Tout cela a pour moi un petit air de déjà vu. Laissez-moi vous parler d'une expérience qui peu paraître bien lointaine, mais…
Au Mexique, tout a commencé à changer il y a 25 ans déjà. Il fallait suivre le « consensus de Washington » et appliquer des mesures vigoureuses pour réformer le pays pour le plus grand bien commun, nous disaient les hommes politiques. Surtout il fallait faire des efforts et des sacrifices pour rentrer dans la modernité, leitmotiv désormais de toute individu de bon sens et d'idées progressistes, il n'y avait pas de doute là-dessus. Il était évident que le pays avait besoin de se moderniser. De quoi se plaignait le peuple ?

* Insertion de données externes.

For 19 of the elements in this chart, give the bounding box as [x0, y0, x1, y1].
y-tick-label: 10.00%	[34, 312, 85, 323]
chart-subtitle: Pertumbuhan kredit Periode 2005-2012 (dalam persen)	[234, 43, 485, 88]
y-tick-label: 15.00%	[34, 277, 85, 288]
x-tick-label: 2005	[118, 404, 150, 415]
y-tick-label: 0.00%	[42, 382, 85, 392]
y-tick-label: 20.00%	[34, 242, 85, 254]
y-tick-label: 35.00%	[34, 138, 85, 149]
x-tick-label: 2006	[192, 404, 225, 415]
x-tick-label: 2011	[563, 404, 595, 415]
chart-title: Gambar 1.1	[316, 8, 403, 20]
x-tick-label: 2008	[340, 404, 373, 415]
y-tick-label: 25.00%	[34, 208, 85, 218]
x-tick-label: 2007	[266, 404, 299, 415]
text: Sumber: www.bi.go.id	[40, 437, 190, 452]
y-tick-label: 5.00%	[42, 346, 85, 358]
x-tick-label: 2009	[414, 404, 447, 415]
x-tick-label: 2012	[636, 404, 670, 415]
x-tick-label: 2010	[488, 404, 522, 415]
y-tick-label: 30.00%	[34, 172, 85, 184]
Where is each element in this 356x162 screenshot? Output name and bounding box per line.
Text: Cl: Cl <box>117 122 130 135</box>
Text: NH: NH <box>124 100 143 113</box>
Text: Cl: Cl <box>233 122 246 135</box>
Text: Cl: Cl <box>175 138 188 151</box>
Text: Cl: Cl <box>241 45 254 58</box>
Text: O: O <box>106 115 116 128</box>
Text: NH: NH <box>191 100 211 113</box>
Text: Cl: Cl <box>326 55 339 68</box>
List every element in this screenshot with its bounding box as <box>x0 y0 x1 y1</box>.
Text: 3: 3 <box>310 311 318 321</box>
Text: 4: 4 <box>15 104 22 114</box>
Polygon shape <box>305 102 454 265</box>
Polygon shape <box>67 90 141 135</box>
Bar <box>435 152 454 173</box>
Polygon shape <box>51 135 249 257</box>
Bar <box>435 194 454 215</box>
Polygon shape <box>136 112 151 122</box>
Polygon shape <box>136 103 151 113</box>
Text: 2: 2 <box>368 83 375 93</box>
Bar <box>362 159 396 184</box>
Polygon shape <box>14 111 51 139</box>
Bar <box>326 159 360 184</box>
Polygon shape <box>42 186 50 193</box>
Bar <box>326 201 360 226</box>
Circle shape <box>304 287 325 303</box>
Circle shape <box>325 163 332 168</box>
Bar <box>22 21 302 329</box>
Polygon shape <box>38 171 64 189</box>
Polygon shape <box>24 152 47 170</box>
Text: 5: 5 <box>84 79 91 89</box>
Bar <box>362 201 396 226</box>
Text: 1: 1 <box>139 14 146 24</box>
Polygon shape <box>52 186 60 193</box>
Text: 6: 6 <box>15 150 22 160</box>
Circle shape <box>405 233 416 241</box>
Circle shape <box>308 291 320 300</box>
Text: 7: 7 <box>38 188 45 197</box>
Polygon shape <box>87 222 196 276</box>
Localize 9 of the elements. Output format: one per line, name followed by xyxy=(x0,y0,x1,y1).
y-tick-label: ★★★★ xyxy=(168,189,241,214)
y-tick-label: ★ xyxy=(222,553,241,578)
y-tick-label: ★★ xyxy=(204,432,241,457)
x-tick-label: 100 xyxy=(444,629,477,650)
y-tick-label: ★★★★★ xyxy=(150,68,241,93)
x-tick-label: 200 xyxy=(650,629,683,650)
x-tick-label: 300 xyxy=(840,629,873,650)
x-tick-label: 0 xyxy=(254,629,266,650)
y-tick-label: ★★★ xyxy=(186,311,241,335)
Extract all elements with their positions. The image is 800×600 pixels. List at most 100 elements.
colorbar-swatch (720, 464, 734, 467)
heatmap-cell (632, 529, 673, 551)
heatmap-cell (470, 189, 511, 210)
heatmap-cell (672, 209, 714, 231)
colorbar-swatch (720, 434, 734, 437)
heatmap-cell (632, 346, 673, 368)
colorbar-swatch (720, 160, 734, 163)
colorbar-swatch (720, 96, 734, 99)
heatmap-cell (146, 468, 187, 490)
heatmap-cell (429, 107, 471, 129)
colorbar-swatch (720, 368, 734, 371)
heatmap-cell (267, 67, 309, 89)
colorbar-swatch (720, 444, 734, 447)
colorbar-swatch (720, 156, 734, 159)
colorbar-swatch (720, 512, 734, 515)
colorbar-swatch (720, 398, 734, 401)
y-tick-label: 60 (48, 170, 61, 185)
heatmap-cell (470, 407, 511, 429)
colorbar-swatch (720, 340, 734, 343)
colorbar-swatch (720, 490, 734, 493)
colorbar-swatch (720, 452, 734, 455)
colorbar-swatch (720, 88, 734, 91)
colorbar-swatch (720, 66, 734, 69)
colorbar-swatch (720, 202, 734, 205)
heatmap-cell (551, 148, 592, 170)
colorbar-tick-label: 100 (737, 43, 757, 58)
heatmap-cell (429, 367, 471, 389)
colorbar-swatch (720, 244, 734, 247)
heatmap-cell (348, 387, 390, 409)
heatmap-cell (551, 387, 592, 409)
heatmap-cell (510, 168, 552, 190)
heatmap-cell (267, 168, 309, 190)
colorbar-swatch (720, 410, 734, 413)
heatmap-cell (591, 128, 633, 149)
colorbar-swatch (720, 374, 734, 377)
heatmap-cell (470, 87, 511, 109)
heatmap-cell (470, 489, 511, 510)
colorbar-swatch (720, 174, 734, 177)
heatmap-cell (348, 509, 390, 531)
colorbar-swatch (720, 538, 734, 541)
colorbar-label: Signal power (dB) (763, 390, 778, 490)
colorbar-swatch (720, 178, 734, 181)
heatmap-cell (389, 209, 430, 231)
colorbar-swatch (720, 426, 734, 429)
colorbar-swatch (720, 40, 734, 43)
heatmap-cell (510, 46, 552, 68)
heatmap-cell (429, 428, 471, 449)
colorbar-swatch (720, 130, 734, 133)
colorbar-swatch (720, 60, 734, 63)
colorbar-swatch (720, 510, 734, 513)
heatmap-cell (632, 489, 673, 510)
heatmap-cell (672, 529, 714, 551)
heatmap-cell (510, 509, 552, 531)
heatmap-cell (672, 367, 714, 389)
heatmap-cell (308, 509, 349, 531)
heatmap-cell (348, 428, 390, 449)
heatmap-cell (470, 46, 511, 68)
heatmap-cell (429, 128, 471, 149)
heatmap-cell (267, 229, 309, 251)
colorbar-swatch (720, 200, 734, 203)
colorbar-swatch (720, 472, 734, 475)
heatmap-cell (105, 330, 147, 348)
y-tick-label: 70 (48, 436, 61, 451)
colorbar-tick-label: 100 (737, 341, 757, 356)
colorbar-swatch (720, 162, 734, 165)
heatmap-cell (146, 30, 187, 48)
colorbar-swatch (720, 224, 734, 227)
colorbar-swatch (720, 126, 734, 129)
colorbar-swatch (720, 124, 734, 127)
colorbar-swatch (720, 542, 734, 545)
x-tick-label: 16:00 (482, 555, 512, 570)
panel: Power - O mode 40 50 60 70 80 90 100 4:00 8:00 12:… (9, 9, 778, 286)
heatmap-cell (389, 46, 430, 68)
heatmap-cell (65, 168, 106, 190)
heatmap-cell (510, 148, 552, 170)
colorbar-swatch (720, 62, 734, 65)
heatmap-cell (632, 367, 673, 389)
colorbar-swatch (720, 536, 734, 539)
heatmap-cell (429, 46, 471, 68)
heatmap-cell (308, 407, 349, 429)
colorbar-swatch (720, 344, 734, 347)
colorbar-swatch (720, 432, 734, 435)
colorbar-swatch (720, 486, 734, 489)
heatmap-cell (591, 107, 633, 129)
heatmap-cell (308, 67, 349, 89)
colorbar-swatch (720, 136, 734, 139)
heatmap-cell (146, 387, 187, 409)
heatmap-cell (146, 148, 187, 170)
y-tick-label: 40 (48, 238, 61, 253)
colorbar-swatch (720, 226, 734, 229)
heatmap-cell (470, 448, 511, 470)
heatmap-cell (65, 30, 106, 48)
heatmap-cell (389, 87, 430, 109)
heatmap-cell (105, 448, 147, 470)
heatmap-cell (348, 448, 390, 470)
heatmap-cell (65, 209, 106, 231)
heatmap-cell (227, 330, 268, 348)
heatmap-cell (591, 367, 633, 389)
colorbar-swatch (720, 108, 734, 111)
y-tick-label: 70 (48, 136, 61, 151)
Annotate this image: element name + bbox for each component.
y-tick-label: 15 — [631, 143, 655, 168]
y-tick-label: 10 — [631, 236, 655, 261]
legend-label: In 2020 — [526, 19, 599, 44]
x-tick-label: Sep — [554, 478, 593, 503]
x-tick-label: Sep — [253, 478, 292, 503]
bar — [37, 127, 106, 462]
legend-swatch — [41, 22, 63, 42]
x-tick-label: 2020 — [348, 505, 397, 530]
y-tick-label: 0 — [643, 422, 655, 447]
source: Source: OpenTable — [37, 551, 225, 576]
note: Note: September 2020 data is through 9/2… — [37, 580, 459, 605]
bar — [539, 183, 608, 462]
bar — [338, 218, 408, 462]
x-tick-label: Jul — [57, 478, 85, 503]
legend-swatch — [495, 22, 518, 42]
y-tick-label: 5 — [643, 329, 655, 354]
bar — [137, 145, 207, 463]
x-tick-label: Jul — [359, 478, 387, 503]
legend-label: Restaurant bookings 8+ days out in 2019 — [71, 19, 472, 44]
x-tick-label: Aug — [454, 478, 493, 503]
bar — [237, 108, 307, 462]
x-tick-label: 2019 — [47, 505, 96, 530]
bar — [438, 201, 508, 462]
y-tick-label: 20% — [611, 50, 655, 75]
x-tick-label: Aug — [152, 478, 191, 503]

Puis politiquement nous sommes passés du centre à l'ultra-droite, les pouvoirs des entreprises, des médias et de l'église ont noyauté les institutions jusqu'au gouvernement. Ils prennent les décisions importantes la place des citoyens, sans leur rendre compte ; leur but est de gagner de l’argent, pour eux, toujours plus, rien de plus.
Ainsi, en rentrant dans le néolibéralisme, le pays s’est appauvri. Un échec et une ruine annoncée au nom de la modernité, avec une ouverture commerciale et ses traités inégaux, ses privatisations rampantes et anticonstitutionnelles des services tels que l’eau, l’électricité, les autoroutes et le pétrole au profit des multinationales, contre l'avis de la majorité de la population mexicaine.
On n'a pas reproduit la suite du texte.